4. Mais que vais-je dire en particulier aux religieux basiliens et à la communauté monastique tout entière de Grottaferrata ? La Parole de Dieu que j'ai voulu commenter vaut certainement pour eux également. Mais je sais qu'ils s'attendent au moins à une pensée pour les encourager dans leur vie de consécration spéciale au Seigneur, dans l'esprit des enseignements ascétiques de saint Basile.

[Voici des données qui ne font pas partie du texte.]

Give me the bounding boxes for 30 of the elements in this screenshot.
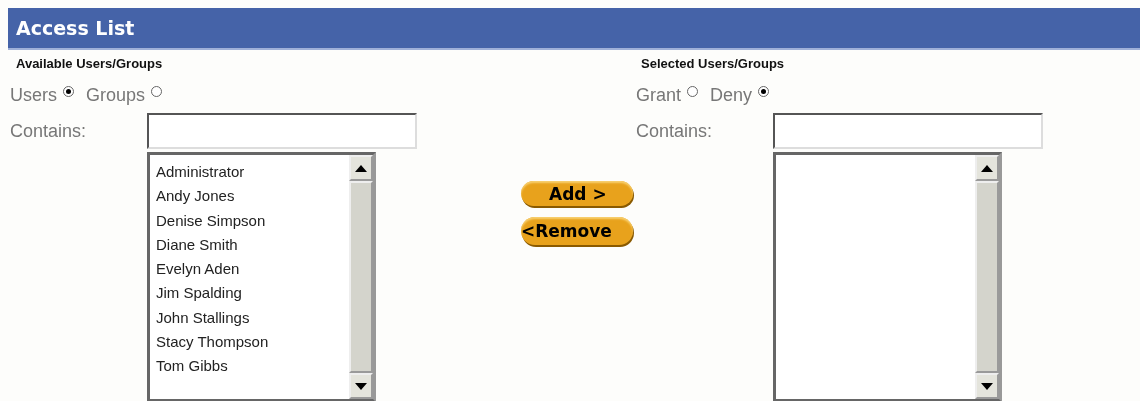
contains-field[interactable] (147, 113, 417, 149)
list-item[interactable]: Jim Spalding (156, 281, 349, 306)
radio-label: Users (10, 85, 57, 106)
list-item[interactable]: Stacy Thompson (156, 330, 349, 355)
radio-label: Grant (636, 85, 682, 106)
list-box[interactable]: Administrator Andy Jones Denise Simpson Diane Smith Evelyn Aden Jim Spalding John Stallings Stacy Thompson Tom Gibbs (147, 152, 376, 401)
list-box[interactable] (773, 152, 1002, 401)
radio-button[interactable] (151, 86, 163, 97)
remove-button[interactable]: <Remove (521, 217, 633, 245)
list-item[interactable]: Andy Jones (156, 184, 349, 209)
list-item[interactable]: Evelyn Aden (156, 257, 349, 282)
list-item[interactable]: Denise Simpson (156, 208, 349, 233)
field-label: Contains: (636, 120, 714, 142)
radio-button[interactable] (63, 86, 74, 97)
radio-button[interactable] (687, 86, 699, 97)
radio-label: Deny (710, 85, 753, 106)
list-item[interactable]: Diane Smith (156, 232, 349, 258)
header-bar: Access List (8, 8, 1140, 50)
list-item[interactable]: John Stallings (156, 305, 349, 331)
scroll-bar[interactable] (975, 155, 999, 399)
contains-field[interactable] (773, 113, 1043, 149)
section-heading: Available Users/Groups (15, 56, 164, 71)
list-item[interactable]: Tom Gibbs (156, 354, 349, 379)
scroll-bar[interactable] (349, 155, 373, 399)
field-label: Contains: (10, 120, 88, 142)
section-heading: Selected Users/Groups (640, 56, 786, 71)
list-item[interactable]: Administrator (156, 160, 349, 185)
add-button[interactable]: Add > (521, 181, 633, 206)
radio-label: Groups (86, 85, 146, 106)
radio-button[interactable] (758, 86, 770, 97)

Ici, à quelques kilomètres de Rome, vous êtes, mes chers frères une expression de la fécondité de l'idéal monastique de rite byzantin et, comme l'a déjà écrit mon prédécesseur Pie XI, de vénérée mémoire, dans l'acte d'érection canonique de votre abbaye, celle-ci est comme "une resplendissante pierre précieuse enchâssée dans le diadème de l'Eglise romaine (cf. Const. Apost. Pervetustum Cryptaeferratae Coenobium in AAS XXX. 1938. pp. 183-186). Je sais, d'autre part, que depuis sa fondation au XIe siècle ce monastère a toujours maintenu avec le Siège apostolique, un lien de fidélité particulièrement étroit : et ceci n'est pas une des moindres raisons qui expliquent la bienveillance que lui ont toujours démontrée les Pontifes. Et je sais également que ces relations resteront toujours aussi stables. Eh bien, avec le caractère exemplaire de votre attachement au Siège de Pierre, ayez soin de présenter un authentique témoignage à tous ceux qui ont l'occasion de vous rencontrer et de vous connaître : sachez faire briller aux yeux des hommes la pure lumière évangélique pour que, voyant vos bonnes œuvres, ils en rendent gloire à votre Père qui est dans les Cieux" (Mt 5, 16). L'exercice des vertus, à commencer par la charité fraternelle, l'équilibre dans la vie religieuse, l'activité assidue, l'étude amoureuse des Saintes Ecritures, la tension continue vers "l'autre vie" — qui sont les traits essentiels de la Règle du grand saint Basile — doivent être les qualités qui vous caractérisent, confirmant ainsi l'authentique tradition de spiritualité, jamais interrompue, qui fait tant honneur à votre Institut. Et c'est précisément parce que vous êtes les représentants de cette tradition monastique grecque, que vous devez vous distinguer par une autre qualité, soit une sensibilité œcuménique toute spéciale : par votre position, par votre formation, vous pouvez faire beaucoup à cet égard en vous engageant dans le dialogue et surtout dans la prière afin de favoriser l'unité tant souhaitée entre les catholiques et les orthodoxes.

En poursuivant maintenant la célébration de la Messe ie vous invite, vous les religieux et avec vous tous les fidèles qui vous entourent, à vous unir à moi dans une commune invocation au Seigneur Jésus afin que, renouvelant le prodige du sourd-muet, Il daigne ouvrir nos oreilles à l'écoute toujours fidèle de sa Parole et rendre nos langues habiles pour louer et remercier son Père céleste et le nôtre.